There’s been some discussion about “offset iron sights” on a gun and why they’re useful, so I figured that while I’m stuck on this airplane heading to Las Vegas for SHOT 2012 I may as well explain it to you lot. And for once it has almost nothing to do with “tactical” shooting done by “operators” who are “downrange” in the “sandbox” and instead comes from cheaters like me looking to gain that extra second worth of advantage in competition.
Always cheat, always win — the only fair fight is the one you lose.
Unmagnified optics, like an EOTech or an Aimpoint Micro or even a pair of regular iron sights, are perfect for close range shots. Their lack of magnification means the shooter is more aware of their surroundings (instead of being “pulled into the scope” and losing situational awareness) and transitioning from target to target is much easier. And while they may not have pinpoint precision accuracy they’re good enough to get the job done.
Magnified optics, such as a telescopic sight, provide exceptional accuracy at distance. Steel plates at 600 yards are no problem for those with some glass on their gun, and when a precision shot is required there’s no substitute for a finely tuned and well zeroed scope.
The issue is that in competition shooting, for the more popular divisions you need to choose one magnified or electronic optic as your primary optic and that’s it — no piggyback red dots or even laser sights are allowed. The loophole through which we competition shooters regularly drive our trucks is that iron sights (which are unmagnified and unpowered) don’t count. So, in theory, you can have as many as you want on your gun without penalty.
The benefit to offset iron sights comes when you have a “high power” scope on your gun.
Some variable power telescopic sights (like this Swarovski I reviewed) are manufactured to be able to have the magnification essentially turned off and let the sight work as if it were a red dot. However, the low minimum magnification limits how high the maximum magnification can be, so you end up in the 4-5x range as your maximum magnification.
Higher power scopes can go anywhere from 9x (like my Accupoint) to 25x, giving the shooter a distinct advantage with long distance targets. However, unlike the Swarovski these scopes can’t go all the way down to 1x. My Accupoint only goes down to 3x, which is enough magnification to make transitioning from target to target just a tad slower.
The solution to needing the ability to reach out and ping long distance steel while still being able to “BUST ‘EM” all over the close distance targets is offset iron sights. Offset irons allow you to use a high power scope as your “primary” optic while still being useful for short range targets.

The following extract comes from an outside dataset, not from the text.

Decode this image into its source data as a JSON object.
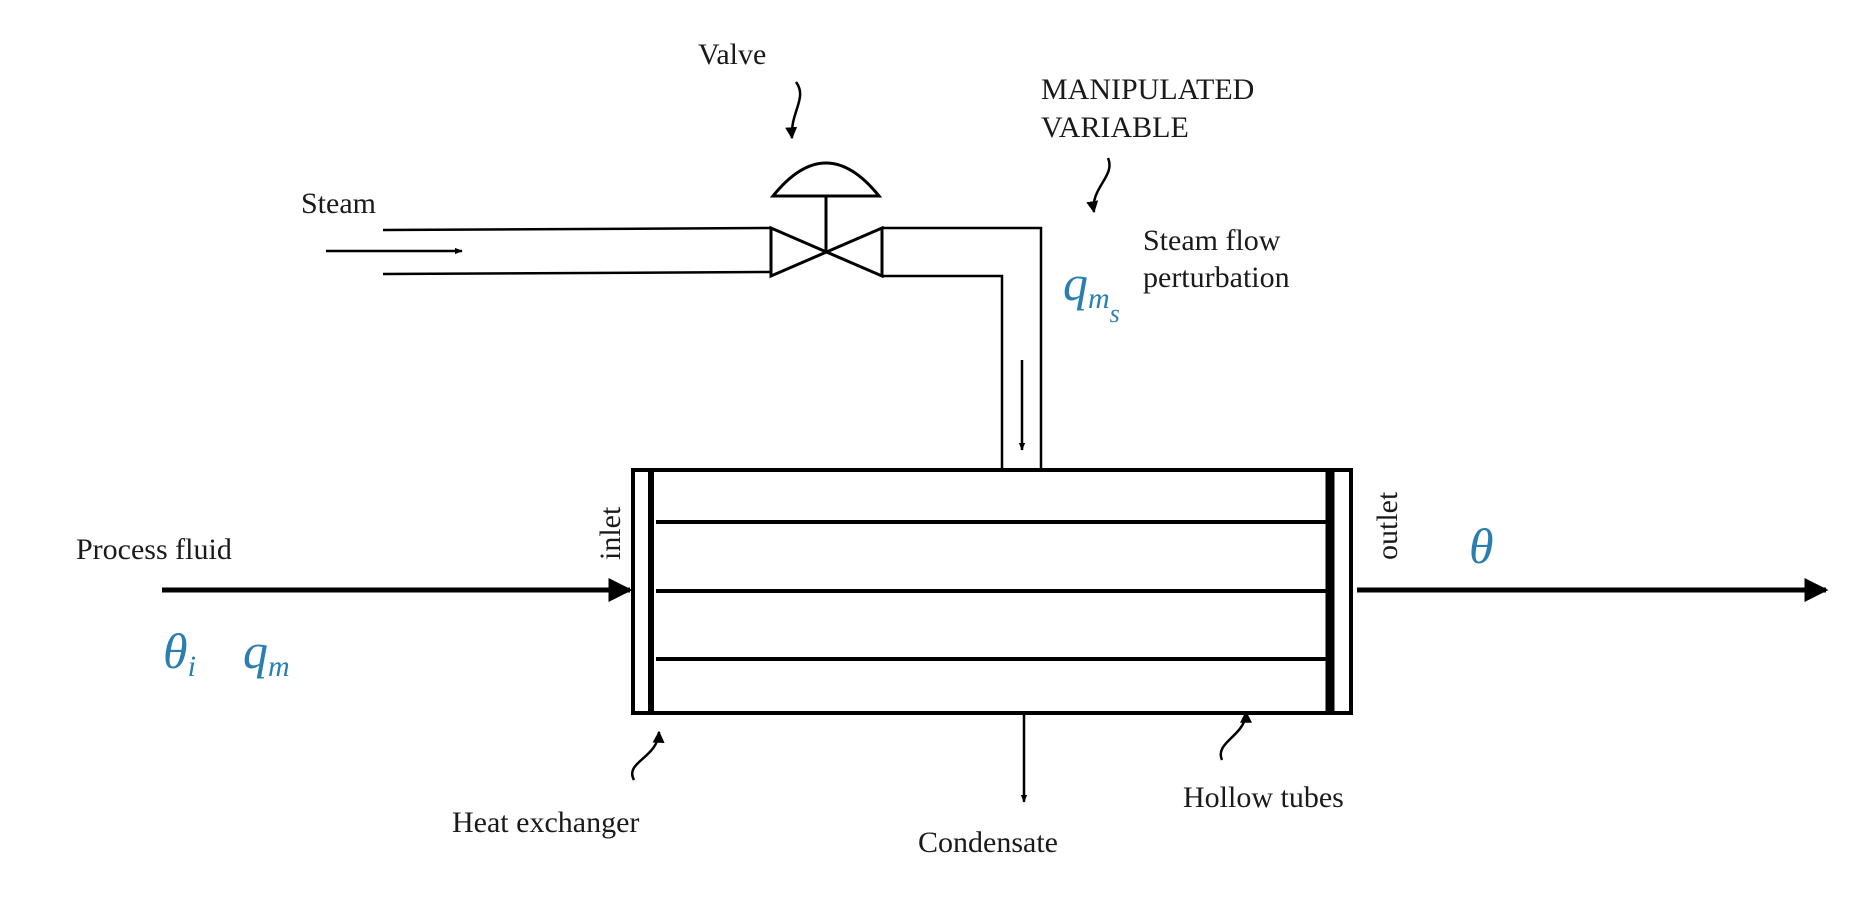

This video (now close to 2 years old) shows my first adventure with offset iron sights and nicely illustrates their usage. Instead of having to remove your optic or reconfigure your rifle, offset irons gives you the ability to simply rotate the gun about 45 degrees to one side and then run the gun the exact same way you would if you were using the primary optic. The controls and the trajectory remain the same, and as long as you’ve properly zeroed the iron sights in the new position your shots will be just as accurate as if they were mounted up top.
Here’s a better video that illustrates the real power behind offset irons (start at 1:45 and ignore me dropping my magazines by accident). On a variable zoom scope with a 1x setting you would need to manually operate the controls on the scope to bring it down to 1x or live with the higher power setting when going for the four close targets behind the barricade, costing you time or possibly throwing your shots off target. With offset irons all you need to do is quickly rotate the gun 45 degrees and you have a pair of iron sights ready to go, no messing around with controls.
Especially on stages that require precision shots (like the above stage, where the distance targets had an “A” zone about 1 inch square) followed immediately by “rapid” shots the ability to quickly transition between a magnified optic and an unmagnified optic can mean gaining back precious seconds against the competition.
Offset iron sights give the shooter the option to have a high powered scope and a set of iron sights simultaneously available and gives them the ability to switch between the two almost instantly without changing the ergonomics of the firearm or altering the trajectory. For those who fancy themselves precision shooters and live for the distance shots yet still want to be able to post a competitive score offset iron sights offer a cheap option that keeps them in their current division but still lets them have that leg up over the other competitors.
Whether or not you need offset iron sights is up to you. Frankly I’ve been so impressed with my .300 BLK red dot powered AR-15 build, a rifle which has no magnified optics and so requires no offset iron sights, that I’m going to try running that for a while and let my Pretty Princess competition rifle enjoy some time as a safe queen. But on a scoped rifle it really does make a lot of sense.